STRENGTH IN DIVERSITY 

WATER KERNER began creating art at the age of 5 in New York. She received her BFA from MICA and was awarded the Skowhegan School of Painting & Sculpture Scholarship. Upon completion, Water was honored with the “Skowhegan Sculptor Merit Award”. In 1992 Water moved to Los Angeles to open the pioneering studio L@it2’d (“Latitude”), known as the first Hollywood animation boutique to create digital art for TV & Film studios utilizing cutting edge hardware and software on Apple computers. Lati2d garnered a myriad of creative awards and recognition over the 17 years Water acted as President, Director & Chief Artist/Designer.  Kerner decided in 2009 to focus on her fine art inspired by the magic of light, motion and/or sound. Her installations, sculptures and paintings have been shown in cities across the United States and abroad.  For more information:  www.waterkerner.com

CLAUDIA FUENTES DE LACAYO 

My Neighborhood 1, mixed media, 135×115 cm. 2016. The three cultures cohabiting Latin America.

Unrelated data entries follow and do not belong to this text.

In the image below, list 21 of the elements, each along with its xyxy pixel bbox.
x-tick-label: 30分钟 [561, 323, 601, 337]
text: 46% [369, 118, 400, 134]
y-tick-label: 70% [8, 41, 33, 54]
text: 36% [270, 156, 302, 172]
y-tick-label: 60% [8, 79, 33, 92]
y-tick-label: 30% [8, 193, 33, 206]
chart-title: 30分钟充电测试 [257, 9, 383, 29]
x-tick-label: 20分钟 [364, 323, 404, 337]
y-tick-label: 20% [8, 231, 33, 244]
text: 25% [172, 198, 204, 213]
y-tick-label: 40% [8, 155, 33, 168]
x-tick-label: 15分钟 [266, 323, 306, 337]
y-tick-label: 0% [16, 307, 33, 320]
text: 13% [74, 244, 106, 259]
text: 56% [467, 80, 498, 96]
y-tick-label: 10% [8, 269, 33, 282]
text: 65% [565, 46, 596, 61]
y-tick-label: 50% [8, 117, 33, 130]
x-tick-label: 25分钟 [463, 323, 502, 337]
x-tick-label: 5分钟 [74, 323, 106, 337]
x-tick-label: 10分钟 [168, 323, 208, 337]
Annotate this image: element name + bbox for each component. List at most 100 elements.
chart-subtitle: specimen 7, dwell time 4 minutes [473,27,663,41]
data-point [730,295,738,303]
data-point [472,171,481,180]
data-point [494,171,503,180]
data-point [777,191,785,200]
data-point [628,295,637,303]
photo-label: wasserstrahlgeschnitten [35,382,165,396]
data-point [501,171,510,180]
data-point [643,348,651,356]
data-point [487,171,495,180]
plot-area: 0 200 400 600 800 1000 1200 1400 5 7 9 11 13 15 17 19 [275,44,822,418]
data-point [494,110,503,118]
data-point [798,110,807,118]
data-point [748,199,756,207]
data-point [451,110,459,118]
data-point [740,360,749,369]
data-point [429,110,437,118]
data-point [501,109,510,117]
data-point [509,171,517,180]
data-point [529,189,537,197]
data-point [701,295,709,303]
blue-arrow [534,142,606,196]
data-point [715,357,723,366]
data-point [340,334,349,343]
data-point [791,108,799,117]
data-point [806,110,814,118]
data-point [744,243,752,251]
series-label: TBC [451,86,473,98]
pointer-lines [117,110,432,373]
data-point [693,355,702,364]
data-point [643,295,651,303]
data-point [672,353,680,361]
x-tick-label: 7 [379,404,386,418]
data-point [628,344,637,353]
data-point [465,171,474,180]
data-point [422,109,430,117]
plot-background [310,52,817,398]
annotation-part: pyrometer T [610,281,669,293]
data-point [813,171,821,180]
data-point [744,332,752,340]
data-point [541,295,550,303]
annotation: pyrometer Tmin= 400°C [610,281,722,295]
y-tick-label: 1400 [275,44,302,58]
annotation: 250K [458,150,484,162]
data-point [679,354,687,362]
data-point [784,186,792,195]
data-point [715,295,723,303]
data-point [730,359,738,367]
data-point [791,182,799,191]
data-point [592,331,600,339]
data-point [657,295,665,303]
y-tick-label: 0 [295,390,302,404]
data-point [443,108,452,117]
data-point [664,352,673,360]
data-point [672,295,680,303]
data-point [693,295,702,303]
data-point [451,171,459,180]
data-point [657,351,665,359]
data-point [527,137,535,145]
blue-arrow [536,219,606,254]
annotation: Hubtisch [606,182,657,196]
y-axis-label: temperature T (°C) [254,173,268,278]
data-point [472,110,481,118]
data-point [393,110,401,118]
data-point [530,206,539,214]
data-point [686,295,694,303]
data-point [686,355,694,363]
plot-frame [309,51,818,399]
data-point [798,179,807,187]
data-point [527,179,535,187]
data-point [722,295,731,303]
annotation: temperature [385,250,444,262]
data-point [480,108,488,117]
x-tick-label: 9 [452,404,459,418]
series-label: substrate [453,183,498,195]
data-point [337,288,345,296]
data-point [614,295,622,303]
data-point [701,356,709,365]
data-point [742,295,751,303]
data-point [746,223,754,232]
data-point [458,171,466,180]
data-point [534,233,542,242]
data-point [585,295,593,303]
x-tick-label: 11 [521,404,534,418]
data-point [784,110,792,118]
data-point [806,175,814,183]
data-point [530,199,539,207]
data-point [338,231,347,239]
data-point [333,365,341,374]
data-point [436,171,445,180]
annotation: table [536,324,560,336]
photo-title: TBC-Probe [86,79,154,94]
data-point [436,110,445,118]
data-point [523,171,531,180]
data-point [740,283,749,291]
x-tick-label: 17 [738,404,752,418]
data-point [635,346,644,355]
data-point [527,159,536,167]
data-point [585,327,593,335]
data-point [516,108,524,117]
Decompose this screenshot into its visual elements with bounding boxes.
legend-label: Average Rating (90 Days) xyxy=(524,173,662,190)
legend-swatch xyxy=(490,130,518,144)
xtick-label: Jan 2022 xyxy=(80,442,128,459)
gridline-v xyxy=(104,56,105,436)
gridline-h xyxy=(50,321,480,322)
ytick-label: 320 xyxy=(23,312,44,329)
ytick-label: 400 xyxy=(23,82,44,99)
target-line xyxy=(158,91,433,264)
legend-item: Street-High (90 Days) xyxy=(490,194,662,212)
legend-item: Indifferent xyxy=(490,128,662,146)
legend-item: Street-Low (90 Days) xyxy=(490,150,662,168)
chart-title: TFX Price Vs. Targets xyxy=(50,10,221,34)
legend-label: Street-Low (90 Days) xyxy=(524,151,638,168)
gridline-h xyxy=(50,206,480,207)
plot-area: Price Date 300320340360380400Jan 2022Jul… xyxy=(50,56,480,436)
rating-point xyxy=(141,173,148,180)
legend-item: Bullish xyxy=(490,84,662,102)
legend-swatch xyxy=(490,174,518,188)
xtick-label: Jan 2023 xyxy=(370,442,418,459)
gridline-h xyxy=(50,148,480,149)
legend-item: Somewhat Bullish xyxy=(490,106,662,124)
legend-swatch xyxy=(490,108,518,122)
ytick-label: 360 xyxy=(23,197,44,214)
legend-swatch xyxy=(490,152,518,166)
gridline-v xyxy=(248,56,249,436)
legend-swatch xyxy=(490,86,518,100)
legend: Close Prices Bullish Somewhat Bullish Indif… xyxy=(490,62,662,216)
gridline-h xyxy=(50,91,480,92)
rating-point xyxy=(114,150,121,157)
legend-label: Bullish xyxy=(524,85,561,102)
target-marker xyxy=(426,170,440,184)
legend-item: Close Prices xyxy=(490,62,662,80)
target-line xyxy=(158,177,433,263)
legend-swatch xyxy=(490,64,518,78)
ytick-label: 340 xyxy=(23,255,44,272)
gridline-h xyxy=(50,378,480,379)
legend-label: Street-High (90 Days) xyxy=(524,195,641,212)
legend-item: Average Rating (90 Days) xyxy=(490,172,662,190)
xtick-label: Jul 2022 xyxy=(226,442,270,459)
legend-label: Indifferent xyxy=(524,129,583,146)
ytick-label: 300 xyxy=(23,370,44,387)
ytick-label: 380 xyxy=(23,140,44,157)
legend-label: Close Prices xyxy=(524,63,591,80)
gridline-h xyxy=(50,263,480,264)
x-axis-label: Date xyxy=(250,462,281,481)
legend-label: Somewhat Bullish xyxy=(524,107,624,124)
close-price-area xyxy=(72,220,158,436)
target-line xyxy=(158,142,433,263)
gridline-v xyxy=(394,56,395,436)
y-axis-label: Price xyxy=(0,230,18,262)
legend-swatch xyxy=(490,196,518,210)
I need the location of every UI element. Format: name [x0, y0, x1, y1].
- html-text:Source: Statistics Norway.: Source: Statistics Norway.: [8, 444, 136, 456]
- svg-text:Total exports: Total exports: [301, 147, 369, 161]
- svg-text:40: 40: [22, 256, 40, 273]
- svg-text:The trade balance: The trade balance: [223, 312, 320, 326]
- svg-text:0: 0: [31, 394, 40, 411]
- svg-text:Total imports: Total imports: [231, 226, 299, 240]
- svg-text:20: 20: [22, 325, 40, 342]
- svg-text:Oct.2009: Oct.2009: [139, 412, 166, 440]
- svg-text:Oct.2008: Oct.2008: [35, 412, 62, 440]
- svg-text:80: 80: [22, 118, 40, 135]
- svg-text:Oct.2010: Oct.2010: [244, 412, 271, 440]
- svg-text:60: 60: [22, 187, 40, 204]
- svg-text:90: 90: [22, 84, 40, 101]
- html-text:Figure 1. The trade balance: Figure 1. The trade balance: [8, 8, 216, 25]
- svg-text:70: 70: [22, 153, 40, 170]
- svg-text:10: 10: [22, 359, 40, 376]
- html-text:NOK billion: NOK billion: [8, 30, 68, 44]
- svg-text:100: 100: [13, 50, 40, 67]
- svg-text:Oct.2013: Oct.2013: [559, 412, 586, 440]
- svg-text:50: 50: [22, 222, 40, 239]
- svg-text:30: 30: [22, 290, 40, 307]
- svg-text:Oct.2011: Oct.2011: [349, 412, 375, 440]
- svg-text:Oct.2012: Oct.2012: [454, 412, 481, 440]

I search inside myself the vestiges of ancient cultures that have inhabited our continent, and specifically my country, Nicaragua. The pre-Hispanic pottery was a product of the earth and every vessel was not only an object of daily use, but a sacred object, the container of life. I add to the buried memories of our pre-Hispanic cultures and the colonial walls raised over them, the new walls of popular culture, symbols of the ephemeral and the disposable. There are intentional references to numerous stylistic features and ideas about pre-Columbian and Colonial Art. Currently, I started using topics from popular culture, like graffiti and printmaking techniques.  Working in tune with tradition and the expressive opportunities in painting, I dig the unknown dimension that lives within me and all of us.